If you need a dessert that looks impressive but takes almost zero effort, this 2-Ingredient Strawberry Angel Food Cake is your new best friend. It is incredibly light, airy, and bursting with sweet strawberry flavor. Because it only uses two simple items, it’s the ultimate “emergency dessert” for when guests drop by or when you just need a sweet treat without the cleanup. It’s a total cloud of strawberry goodness!
Why You’ll Love This Recipe
- Unbelievably Easy: No measuring flour, cracking eggs, or softening butter. Just two ingredients and a bowl!
- Light and Airy: It has that signature spongy, marshmallow-like texture of angel food cake but with a fruity twist.
- Low Effort, High Reward: It’s a “dump and stir” recipe that yields a beautiful, vibrant pink cake every single time.

Ingredients
You won’t believe how short this list is! Here is all you need:
- 1 Box Angel Food Cake Mix: Look for the “just add water” variety (around 16 oz).
- 1 Can (21 oz) Strawberry Pie Filling: This provides the moisture, the sweetness, and the fruit chunks.
Note: The ingredients with measurements will be right under the article in the recipe card.
How to Make the Recipe
Step 1: Preheat and Prep
Preheat your oven to 350°F (175°C). You don’t even need to grease your pan for a traditional angel food texture, but if you’re using a 9×13 baking dish, a light spray can help with easy serving.
Step 2: The Mix
In a large mixing bowl, empty the dry angel food cake mix. Pour the entire can of strawberry pie filling right on top.
Step 3: Stir it Up
Using a large spoon or spatula, fold the two ingredients together. You’ll notice the batter start to fluff up and turn a beautiful pink color as the cake mix reacts with the fruit filling.
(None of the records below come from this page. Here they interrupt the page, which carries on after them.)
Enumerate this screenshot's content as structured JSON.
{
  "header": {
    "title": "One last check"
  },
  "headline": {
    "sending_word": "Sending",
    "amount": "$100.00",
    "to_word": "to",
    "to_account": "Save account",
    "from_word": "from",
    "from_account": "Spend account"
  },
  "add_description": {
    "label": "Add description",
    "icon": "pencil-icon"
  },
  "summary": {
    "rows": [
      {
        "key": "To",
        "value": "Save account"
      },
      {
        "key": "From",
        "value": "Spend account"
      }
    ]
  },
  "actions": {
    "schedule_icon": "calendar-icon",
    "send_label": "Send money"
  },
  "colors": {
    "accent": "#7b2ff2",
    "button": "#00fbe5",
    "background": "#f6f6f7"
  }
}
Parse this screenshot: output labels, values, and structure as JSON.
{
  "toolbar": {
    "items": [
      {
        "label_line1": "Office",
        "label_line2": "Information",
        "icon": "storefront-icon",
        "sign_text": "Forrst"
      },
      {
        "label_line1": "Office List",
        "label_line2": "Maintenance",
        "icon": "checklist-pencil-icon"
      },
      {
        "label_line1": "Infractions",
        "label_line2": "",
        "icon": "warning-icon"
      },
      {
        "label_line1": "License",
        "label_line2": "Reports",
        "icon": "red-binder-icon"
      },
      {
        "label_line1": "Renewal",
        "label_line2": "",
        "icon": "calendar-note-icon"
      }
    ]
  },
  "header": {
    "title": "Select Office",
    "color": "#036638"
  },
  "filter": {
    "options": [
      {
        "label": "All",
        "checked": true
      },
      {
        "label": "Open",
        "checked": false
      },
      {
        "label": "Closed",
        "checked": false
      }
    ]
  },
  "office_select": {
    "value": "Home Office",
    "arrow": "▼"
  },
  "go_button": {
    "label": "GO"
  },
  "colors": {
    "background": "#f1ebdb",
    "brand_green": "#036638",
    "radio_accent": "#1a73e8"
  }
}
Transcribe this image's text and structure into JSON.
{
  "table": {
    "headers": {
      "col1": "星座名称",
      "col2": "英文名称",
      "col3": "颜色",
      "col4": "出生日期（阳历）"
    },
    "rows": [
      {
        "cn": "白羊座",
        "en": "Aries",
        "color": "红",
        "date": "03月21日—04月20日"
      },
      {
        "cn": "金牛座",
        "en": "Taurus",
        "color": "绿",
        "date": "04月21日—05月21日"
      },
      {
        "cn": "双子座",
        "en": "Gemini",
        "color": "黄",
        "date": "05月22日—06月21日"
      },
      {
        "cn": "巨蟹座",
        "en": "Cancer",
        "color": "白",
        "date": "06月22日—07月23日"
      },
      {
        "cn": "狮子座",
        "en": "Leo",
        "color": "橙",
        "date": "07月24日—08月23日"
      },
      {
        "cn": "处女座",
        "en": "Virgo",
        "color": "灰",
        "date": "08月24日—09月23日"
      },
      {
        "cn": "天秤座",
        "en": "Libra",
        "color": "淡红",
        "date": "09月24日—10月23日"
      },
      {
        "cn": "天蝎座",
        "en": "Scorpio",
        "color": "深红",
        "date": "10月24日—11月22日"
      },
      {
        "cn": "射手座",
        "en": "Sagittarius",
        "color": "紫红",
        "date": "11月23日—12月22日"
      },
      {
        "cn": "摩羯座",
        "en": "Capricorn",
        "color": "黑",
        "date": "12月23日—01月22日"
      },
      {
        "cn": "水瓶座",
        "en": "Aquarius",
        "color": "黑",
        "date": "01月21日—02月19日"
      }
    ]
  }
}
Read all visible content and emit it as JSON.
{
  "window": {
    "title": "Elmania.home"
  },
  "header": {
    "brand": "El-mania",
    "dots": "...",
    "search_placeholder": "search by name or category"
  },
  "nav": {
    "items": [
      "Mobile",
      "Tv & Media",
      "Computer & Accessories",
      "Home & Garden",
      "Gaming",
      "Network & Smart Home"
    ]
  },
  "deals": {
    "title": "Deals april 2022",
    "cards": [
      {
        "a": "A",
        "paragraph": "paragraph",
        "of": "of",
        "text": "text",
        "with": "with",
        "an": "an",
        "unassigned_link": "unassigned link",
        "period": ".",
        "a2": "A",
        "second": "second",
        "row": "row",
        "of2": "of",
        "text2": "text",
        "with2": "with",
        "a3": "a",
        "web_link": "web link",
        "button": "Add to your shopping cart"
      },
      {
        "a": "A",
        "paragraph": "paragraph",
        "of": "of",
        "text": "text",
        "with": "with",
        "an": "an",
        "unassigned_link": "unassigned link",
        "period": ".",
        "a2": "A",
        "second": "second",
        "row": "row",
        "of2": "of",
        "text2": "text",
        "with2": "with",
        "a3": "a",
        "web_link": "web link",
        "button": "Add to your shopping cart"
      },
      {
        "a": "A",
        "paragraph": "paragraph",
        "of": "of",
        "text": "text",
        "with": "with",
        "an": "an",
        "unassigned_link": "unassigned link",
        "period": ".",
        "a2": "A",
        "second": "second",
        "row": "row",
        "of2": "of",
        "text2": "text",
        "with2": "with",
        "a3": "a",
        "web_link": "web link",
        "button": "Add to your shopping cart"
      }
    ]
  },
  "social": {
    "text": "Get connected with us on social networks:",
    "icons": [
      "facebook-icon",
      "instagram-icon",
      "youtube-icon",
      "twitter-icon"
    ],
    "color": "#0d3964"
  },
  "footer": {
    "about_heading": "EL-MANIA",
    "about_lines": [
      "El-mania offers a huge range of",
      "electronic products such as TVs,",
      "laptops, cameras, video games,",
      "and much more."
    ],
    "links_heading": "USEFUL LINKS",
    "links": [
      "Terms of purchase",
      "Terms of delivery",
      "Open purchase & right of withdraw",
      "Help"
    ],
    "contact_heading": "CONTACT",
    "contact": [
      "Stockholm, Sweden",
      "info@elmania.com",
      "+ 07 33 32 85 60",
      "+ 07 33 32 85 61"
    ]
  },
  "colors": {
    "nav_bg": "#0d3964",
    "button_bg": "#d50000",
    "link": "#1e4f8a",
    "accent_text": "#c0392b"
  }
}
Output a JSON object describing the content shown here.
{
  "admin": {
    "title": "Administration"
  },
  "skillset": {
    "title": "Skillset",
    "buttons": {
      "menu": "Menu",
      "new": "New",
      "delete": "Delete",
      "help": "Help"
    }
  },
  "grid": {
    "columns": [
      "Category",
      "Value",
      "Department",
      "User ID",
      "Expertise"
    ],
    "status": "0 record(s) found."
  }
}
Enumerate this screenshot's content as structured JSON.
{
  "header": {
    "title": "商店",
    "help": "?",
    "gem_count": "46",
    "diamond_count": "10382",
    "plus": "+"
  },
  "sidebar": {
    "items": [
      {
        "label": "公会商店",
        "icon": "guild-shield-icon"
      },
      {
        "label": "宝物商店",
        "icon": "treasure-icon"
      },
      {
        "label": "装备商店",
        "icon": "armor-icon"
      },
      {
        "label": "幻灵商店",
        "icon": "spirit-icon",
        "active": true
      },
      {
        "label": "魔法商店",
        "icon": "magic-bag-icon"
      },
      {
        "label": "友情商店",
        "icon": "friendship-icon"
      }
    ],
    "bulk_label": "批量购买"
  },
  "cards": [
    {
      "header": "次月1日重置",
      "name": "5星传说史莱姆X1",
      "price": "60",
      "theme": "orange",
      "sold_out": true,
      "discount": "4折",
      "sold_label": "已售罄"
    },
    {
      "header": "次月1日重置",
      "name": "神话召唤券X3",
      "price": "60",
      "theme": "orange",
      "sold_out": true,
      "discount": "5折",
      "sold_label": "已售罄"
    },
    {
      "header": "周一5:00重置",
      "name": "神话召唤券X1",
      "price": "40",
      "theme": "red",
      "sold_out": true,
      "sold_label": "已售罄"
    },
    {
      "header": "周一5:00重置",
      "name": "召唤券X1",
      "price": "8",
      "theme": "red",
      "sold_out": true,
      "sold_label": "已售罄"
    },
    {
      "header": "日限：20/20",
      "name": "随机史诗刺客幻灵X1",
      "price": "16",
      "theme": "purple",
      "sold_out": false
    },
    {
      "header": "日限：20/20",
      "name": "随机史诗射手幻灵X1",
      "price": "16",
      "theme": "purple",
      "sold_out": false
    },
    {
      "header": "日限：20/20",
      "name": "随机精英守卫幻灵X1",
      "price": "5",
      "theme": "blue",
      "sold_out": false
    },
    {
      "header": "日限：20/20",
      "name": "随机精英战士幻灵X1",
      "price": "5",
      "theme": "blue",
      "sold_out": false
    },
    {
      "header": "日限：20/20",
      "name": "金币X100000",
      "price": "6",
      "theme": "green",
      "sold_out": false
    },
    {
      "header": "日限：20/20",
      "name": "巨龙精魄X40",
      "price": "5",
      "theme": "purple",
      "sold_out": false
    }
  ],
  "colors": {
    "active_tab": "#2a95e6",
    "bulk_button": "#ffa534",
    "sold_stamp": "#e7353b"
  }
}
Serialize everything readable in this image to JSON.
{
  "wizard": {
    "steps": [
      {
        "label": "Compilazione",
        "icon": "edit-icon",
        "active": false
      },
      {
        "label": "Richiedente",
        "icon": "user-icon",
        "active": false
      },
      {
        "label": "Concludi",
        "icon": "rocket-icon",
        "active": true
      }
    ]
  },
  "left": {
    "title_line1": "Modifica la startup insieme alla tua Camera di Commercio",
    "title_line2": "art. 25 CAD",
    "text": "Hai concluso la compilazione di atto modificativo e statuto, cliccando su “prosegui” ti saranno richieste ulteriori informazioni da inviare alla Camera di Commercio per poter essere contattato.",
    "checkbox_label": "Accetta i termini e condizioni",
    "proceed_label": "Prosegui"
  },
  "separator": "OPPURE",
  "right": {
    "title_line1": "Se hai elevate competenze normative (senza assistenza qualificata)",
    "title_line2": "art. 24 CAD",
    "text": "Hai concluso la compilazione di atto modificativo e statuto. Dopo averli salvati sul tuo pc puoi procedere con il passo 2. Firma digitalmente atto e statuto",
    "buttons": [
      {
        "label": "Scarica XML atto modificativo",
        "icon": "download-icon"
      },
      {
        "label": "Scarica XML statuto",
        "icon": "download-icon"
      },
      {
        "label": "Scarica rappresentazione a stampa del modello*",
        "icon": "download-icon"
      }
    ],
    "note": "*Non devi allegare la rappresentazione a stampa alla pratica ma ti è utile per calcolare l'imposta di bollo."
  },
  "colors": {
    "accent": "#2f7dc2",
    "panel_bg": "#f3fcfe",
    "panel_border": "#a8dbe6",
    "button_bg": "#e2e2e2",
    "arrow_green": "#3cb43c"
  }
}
Mix until no dry streaks remain.
Step 4: Into the Pan
Pour the fluffy pink batter into your baking dish or a tube pan. Smooth out the top with your spatula.
Step 5: Bake
Bake for 30–35 minutes (for a 9×13 pan). The top should be golden brown and the cake should spring back when lightly touched.
Step 6: Cool
Let the cake cool completely in the pan. This is important because angel food cake needs to “set” its structure as it cools so it stays light and fluffy.

Strawberry Angel Food Cake Dessert (2 Ingredients)
Ingredients
Equipment
Method
- Preheat the oven to 350°F (175°C) and lightly grease a 9×13-inch baking dish.
- In a large mixing bowl, combine the dry angel food cake mix and the can of strawberry pie filling.
- Stir gently until the ingredients are fully combined and a fluffy batter forms.
- Spread the batter evenly into the prepared baking dish.
- Bake for 28–30 minutes, or until the top is golden and the cake is set.
- Allow the cake to cool slightly before slicing and serving.
Notes
Pro Tips for Making the Recipe
- Don’t Overmix: Stir just until the dry mix is incorporated. You want to keep as much air in the batter as possible for that “cloud” texture.
- Switch the Fruit: While strawberry is a classic, you can make this with cherry, blueberry, or even peach pie filling!
- Add a Topping: While delicious on its own, a dollop of whipped cream or a dusting of powdered sugar takes it to the next level.
How to Serve
This cake is the perfect base for a “Strawberry Shortcake” style dessert. Serve a square with a big scoop of cool whip and some fresh sliced strawberries on top. It’s also surprisingly good served cold right out of the fridge!
Make Ahead and Storage
Storing Leftovers
Cover the pan with plastic wrap or move slices to an airtight container. It will stay fresh at room temperature for 2 days or in the fridge for up to 4 days.
Freezing
This cake freezes remarkably well! Wrap individual squares in plastic wrap and store in a freezer bag for up to 3 months. Thaw at room temperature for about an hour before eating.
FAQs
- Do I need to add water to the cake mix? No! The moisture from the pie filling is all you need. Adding water will make the batter too thin and it won’t rise properly.
- Can I use fresh strawberries instead of pie filling? Fresh berries don’t have the same syrup and moisture content as canned pie filling, so the recipe won’t work the same way. Stick to the canned filling for that perfect 2-ingredient result!
- What pan should I use? A 9×13 inch baking pan is the easiest, but you can also use a 10-inch tube pan if you want that classic “O” shape.
- Is this dessert low-fat? Since angel food cake mix is naturally fat-free and pie filling is mostly fruit and syrup, this is a much lighter option compared to traditional cakes or brownies!
This 2-Ingredient Strawberry Angel Food Cake is proof that you don’t need a long list of ingredients to make something spectacular. It’s sweet, simple, and perfect for spring!